L’Hydre aux mille têtes a d’abord paru en 2000 chez Beacon Press, un éditeur d’essais membre de l’Association of American University Presses et lié à l’unitarisme universel, un groupe spirituel syncrétique de tendance progressiste. Ce parcours illustre bien les aspects académiques et militants de L’Hydre aux mille têtes, qui a par ailleurs reçu le Labor History Book Prize, pour le meilleur livre en histoire du travail publié en l’an 2000. L’ouvrage a été traduit en espagnol, en allemand, en portugais, en coréen et en français (1). Linebaugh (2) et Rediker (3) sont tous deux des historiens états-uniens, marxistes et militants. Proches de la New Left, ils partagent leur écriture entre revues universitaires et périodiques activistes.

Les deux historiens ont également des bagages différents, mais complémentaires. Rediker, auteur de quelques livres, tous traduits en plusieurs langues, est l’artisan d’un documentaire sur la révolte servile du navire Amistad survenue en 1839. Surtout, ses intérêts de recherche tournent autour de l’époque coloniale états-unienne, du monde atlantique et de l’esclavage. Linebaugh, quant à lui, se spécialise en histoire britannique. Fait digne de mention, il a déjà enseigné à une clientèle carcérale. Posons l’hypothèse que cette expérience, manifestement liée à ses convictions sociales, a pu influencer sa perception de l’équipage bigarré. Soulignons enfin que la thèse de doctorat de Linebaugh a été dirigée par Edward P. Thompson à la Warwick University. La filiation intellectuelle est par ailleurs nettement apparente dans l’ouvrage à l’étude.

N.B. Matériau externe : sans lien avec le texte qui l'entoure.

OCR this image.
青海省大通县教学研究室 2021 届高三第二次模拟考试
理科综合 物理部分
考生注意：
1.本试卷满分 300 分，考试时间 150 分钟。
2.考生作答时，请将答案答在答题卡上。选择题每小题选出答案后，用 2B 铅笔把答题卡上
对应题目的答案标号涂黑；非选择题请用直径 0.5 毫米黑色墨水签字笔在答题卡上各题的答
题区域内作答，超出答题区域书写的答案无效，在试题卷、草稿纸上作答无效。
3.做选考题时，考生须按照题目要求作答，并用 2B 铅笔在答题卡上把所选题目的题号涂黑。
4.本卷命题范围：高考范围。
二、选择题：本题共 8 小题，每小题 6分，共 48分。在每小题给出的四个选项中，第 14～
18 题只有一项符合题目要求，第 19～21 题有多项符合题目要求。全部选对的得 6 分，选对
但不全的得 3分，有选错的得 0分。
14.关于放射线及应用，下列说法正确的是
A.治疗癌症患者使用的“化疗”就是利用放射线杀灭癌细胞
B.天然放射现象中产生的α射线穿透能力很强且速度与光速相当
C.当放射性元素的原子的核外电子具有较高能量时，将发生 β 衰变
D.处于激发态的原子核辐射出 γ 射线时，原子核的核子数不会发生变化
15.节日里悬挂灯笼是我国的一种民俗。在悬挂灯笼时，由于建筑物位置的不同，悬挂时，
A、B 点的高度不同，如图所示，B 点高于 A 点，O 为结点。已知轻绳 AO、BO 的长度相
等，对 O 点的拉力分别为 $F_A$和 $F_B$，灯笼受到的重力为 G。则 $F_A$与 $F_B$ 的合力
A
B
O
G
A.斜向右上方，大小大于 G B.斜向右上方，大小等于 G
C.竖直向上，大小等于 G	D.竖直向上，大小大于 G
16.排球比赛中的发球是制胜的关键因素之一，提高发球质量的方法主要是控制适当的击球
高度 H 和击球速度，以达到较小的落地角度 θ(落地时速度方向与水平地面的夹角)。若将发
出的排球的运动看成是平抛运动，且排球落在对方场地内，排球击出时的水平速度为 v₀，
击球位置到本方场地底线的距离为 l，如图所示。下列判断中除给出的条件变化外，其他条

En effet, l’histoire par le bas, dont Thompson est l’un des auteurs marquants (4), se situe également dans une approche plus socioculturelle des classes laborieuses, comme elle l’était dans The Making of the English Working Class (5). Rediker et Linebaugh s’insurgent d’ailleurs de l’oubli de cette histoire du bas dans l’histoire du monde atlantique. Ils affirment que son aspect multiethnique a été occulté par la répression des mouvements populaires et par la primauté de l’histoire de l’État-nation (p. 17). Plus précisément, ils militent contre la perception des révoltes atlantiques comme phénomènes isolés (p. 291). Plus largement, ils veulent rendre compte d’un univers, multiethnique, maritime et fait de résistance et de solidarité. En ce sens, une seconde source d’inspiration est sans nul doute C.L.R. James, lui aussi marxiste et ouvert à une perspective atlantique (6). Il faut enfin souligner le renouveau, et la popularité, des études atlantiques depuis les années 1970 et surtout 1990 (7).

Le contexte de la fin du 20e siècle est certainement riche en pistes pour comprendre l’étude offerte par Rediker et Linebaugh. En cette ère post-Guerre froide, l’élite pilote plusieurs processus socioéconomiques et politiques : construction de nouveaux nationalismes en Europe de l’Est et Union européenne, dans lesquels les peuples ont peu de place. Dans la même veine, les auteurs peuvent avoir été influencés par les guerres « fratricides », notamment au sein de l’ex-Yougoslavie. En effet, la violence et le mépris à l’intérieur des classes laborieuses sont pour Rediker et Linebaugh un produit de l’élite capitaliste destiné à asseoir son pouvoir (pp. 423 426). Plus important est le statut hégémonique du capitalisme avec la chute de l’URSS. Contrairement à l’équipage bigarré de l’époque moderne qui pouvait trouver refuge ailleurs, les critiques du système au tournant du 20e siècle n’ont plus de territoire libre. Ce phénomène est certainement à lire en parallèle avec l’émergence de l’altermondialisme, critique d’une nouvelle vague de mondialisation. Ainsi, les auteurs terminent l’ouvrage sur cette réflexion contemporaine : « Pourtant les vagabonds de la planète n’oublient pas, et ils se tiennent toujours prêts, d’Afrique aux Caraïbes et à Seattle, pour organiser la résistance à l’esclavage et restaurer les communs » (p. 520). Assurément, Rediker et Linebaugh voient dans les mouvements de protestation anti-impériaux et anticapitalistes contemporains les héritiers de l’équipage bigarré. Voilà un bel exemple de dialogue entre le présent et le passé.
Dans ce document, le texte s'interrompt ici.